Redox Enzymology of Shewanella Oneidensis Cytochrome C Nitrite Reductase

Abstract

Shewanella oneidensis cytochrome c nitrite reductase (soNrfA), a dimeric enzyme that houses five c-type hemes per protomer, carries out the six-electron reduction of nitrite and the two-electron reduction of hydroxylamine. Protein film voltammetry (PFV) has previously been used to study the cytochrome c nitrite reductase from Escherichia coli (ecNrfA) adsorbed to a graphite electrode, revealing catalytic reduction of both nitrite and hydroxylamine substrates by ecNrfA that is characterized by ‘boosts’ and attenuations in activity depending on the applied potential.
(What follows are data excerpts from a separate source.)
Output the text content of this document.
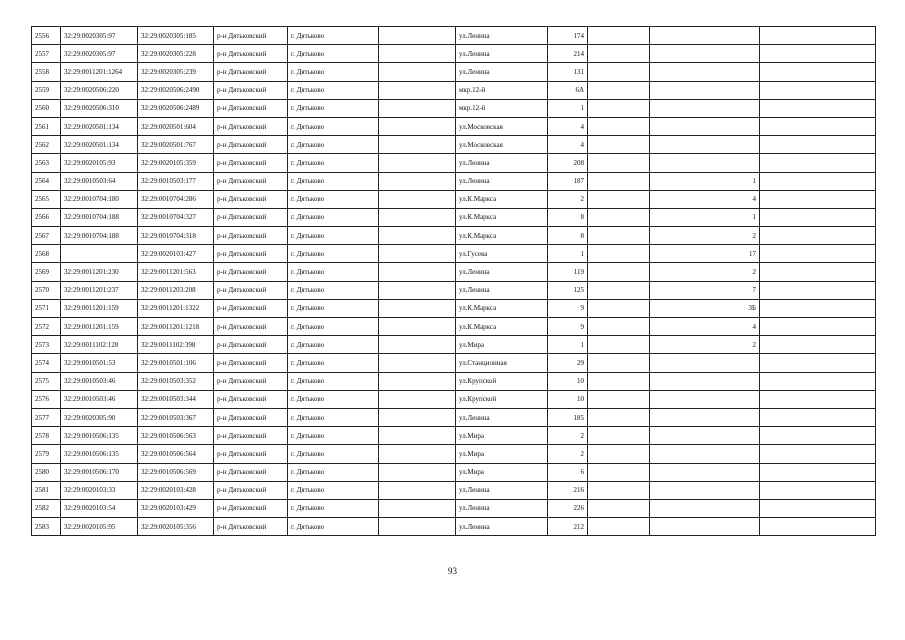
2556	32:29:0020305:97	32:29:0020305:185	р-н Дятьковский	г. Дятьково		ул.Ленина	174			
2557	32:29:0020305:97	32:29:0020305:228	р-н Дятьковский	г. Дятьково		ул.Ленина	214			
2558	32:29:0011201:1264	32:29:0020305:239	р-н Дятьковский	г. Дятьково		ул.Ленина	131			
2559	32:29:0020506:220	32:29:0020506:2490	р-н Дятьковский	г. Дятьково		мкр.12-й	6А			
2560	32:29:0020506:310	32:29:0020506:2489	р-н Дятьковский	г. Дятьково		мкр.12-й	1			
2561	32:29:0020501:134	32:29:0020501:604	р-н Дятьковский	г. Дятьково		ул.Московская	4			
2562	32:29:0020501:134	32:29:0020501:767	р-н Дятьковский	г. Дятьково		ул.Московская	4			
2563	32:29:0020105:93	32:29:0020105:359	р-н Дятьковский	г. Дятьково		ул.Ленина	208			
2564	32:29:0010503:64	32:29:0010503:177	р-н Дятьковский	г. Дятьково		ул.Ленина	187		1	
2565	32:29:0010704:180	32:29:0010704:286	р-н Дятьковский	г. Дятьково		ул.К.Маркса	2		4	
2566	32:29:0010704:188	32:29:0010704:327	р-н Дятьковский	г. Дятьково		ул.К.Маркса	8		1	
2567	32:29:0010704:188	32:29:0010704:318	р-н Дятьковский	г. Дятьково		ул.К.Маркса	8		2	
2568		32:29:0020103:427	р-н Дятьковский	г. Дятьково		ул.Гусева	1		17	
2569	32:29:0011201:230	32:29:0011201:563	р-н Дятьковский	г. Дятьково		ул.Ленина	119		2	
2570	32:29:0011201:237	32:29:0011203:208	р-н Дятьковский	г. Дятьково		ул.Ленина	125		7	
2571	32:29:0011201:159	32:29:0011201:1322	р-н Дятьковский	г. Дятьково		ул.К.Маркса	9		3Б	
2572	32:29:0011201:159	32:29:0011201:1218	р-н Дятьковский	г. Дятьково		ул.К.Маркса	9		4	
2573	32:29:0011102:128	32:29:0011102:398	р-н Дятьковский	г. Дятьково		ул.Мира	1		2	
2574	32:29:0010501:53	32:29:0010501:106	р-н Дятьковский	г. Дятьково		ул.Станционная	29			
2575	32:29:0010503:46	32:29:0010503:352	р-н Дятьковский	г. Дятьково		ул.Крупской	10			
2576	32:29:0010503:46	32:29:0010503:344	р-н Дятьковский	г. Дятьково		ул.Крупской	10			
2577	32:29:0020305:90	32:29:0010503:367	р-н Дятьковский	г. Дятьково		ул.Ленина	185			
2578	32:29:0010506:135	32:29:0010506:563	р-н Дятьковский	г. Дятьково		ул.Мира	2			
2579	32:29:0010506:135	32:29:0010506:564	р-н Дятьковский	г. Дятьково		ул.Мира	2			
2580	32:29:0010506:170	32:29:0010506:569	р-н Дятьковский	г. Дятьково		ул.Мира	6			
2581	32:29:0020103:33	32:29:0020103:428	р-н Дятьковский	г. Дятьково		ул.Ленина	216			
2582	32:29:0020103:54	32:29:0020103:429	р-н Дятьковский	г. Дятьково		ул.Ленина	226			
2583	32:29:0020105:95	32:29:0020105:356	р-н Дятьковский	г. Дятьково		ул.Ленина	212			
93
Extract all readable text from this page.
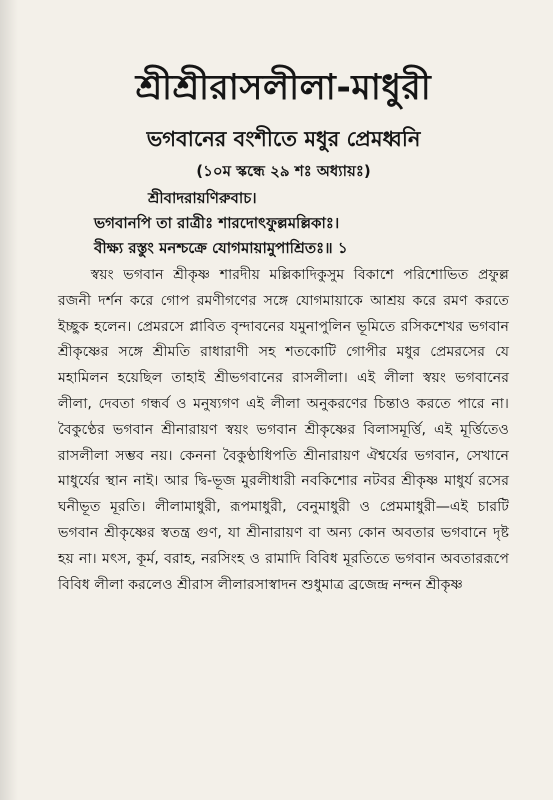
শ্রীশ্রীরাসলীলা-মাধুরী
ভগবানের বংশীতে মধুর প্রেমধ্বনি
(১০ম স্কন্ধে ২৯ শঃ অধ্যায়ঃ)
শ্রীবাদরায়ণিরুবাচ।
ভগবানপি তা রাত্রীঃ শারদোৎফুল্লমল্লিকাঃ।
বীক্ষ্য রস্তুং মনশ্চক্রে যোগমায়ামুপাশ্রিতঃ॥ ১

স্বয়ং ভগবান শ্রীকৃষ্ণ শারদীয় মল্লিকাদিকুসুম বিকাশে পরিশোভিত প্রফুল্ল রজনী দর্শন করে গোপ রমণীগণের সঙ্গে যোগমায়াকে আশ্রয় করে রমণ করতে ইচ্ছুক হলেন। প্রেমরসে প্লাবিত বৃন্দাবনের যমুনাপুলিন ভূমিতে রসিকশেখর ভগবান শ্রীকৃষ্ণের সঙ্গে শ্রীমতি রাধারাণী সহ শতকোটি গোপীর মধুর প্রেমরসের যে মহামিলন হয়েছিল তাহাই শ্রীভগবানের রাসলীলা। এই লীলা স্বয়ং ভগবানের লীলা, দেবতা গন্ধর্ব ও মনুষ্যগণ এই লীলা অনুকরণের চিন্তাও করতে পারে না। বৈকুণ্ঠের ভগবান শ্রীনারায়ণ স্বয়ং ভগবান শ্রীকৃষ্ণের বিলাসমূর্ত্তি, এই মূর্ত্তিতেও রাসলীলা সম্ভব নয়। কেননা বৈকুণ্ঠাধিপতি শ্রীনারায়ণ ঐশ্বর্যের ভগবান, সেখানে মাধুর্যের স্থান নাই। আর দ্বি-ভূজ মুরলীধারী নবকিশোর নটবর শ্রীকৃষ্ণ মাধুর্য রসের ঘনীভূত মূরতি। লীলামাধুরী, রূপমাধুরী, বেনুমাধুরী ও প্রেমমাধুরী—এই চারটি ভগবান শ্রীকৃষ্ণের স্বতন্ত্র গুণ, যা শ্রীনারায়ণ বা অন্য কোন অবতার ভগবানে দৃষ্ট হয় না। মৎস, কূর্ম, বরাহ, নরসিংহ ও রামাদি বিবিধ মূরতিতে ভগবান অবতাররূপে বিবিধ লীলা করলেও শ্রীরাস লীলারসাস্বাদন শুধুমাত্র ব্রজেন্দ্র নন্দন শ্রীকৃষ্ণ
Here, we use PFV to investigate the catalytic properties of soNrfA during both nitrite and hydroxylamine turnover and compare those properties to ecNrfA. Distinct differences in both the electrochemical and kinetic characteristics of soNrfA are observed, e.g., all detected electron transfer steps are one-electron in nature, contrary to what has been observed in ecNrfA. Additionally, we find evidence of substrate inhibition during nitrite turnover and negative cooperativity during hydroxylamine turnover, neither of which have previously been observed in any cytochrome c nitrite reductase. Collectively these data provide evidence that during catalysis, potential pathways of communication exist between the individual soNrfA monomers comprising the native homodimer.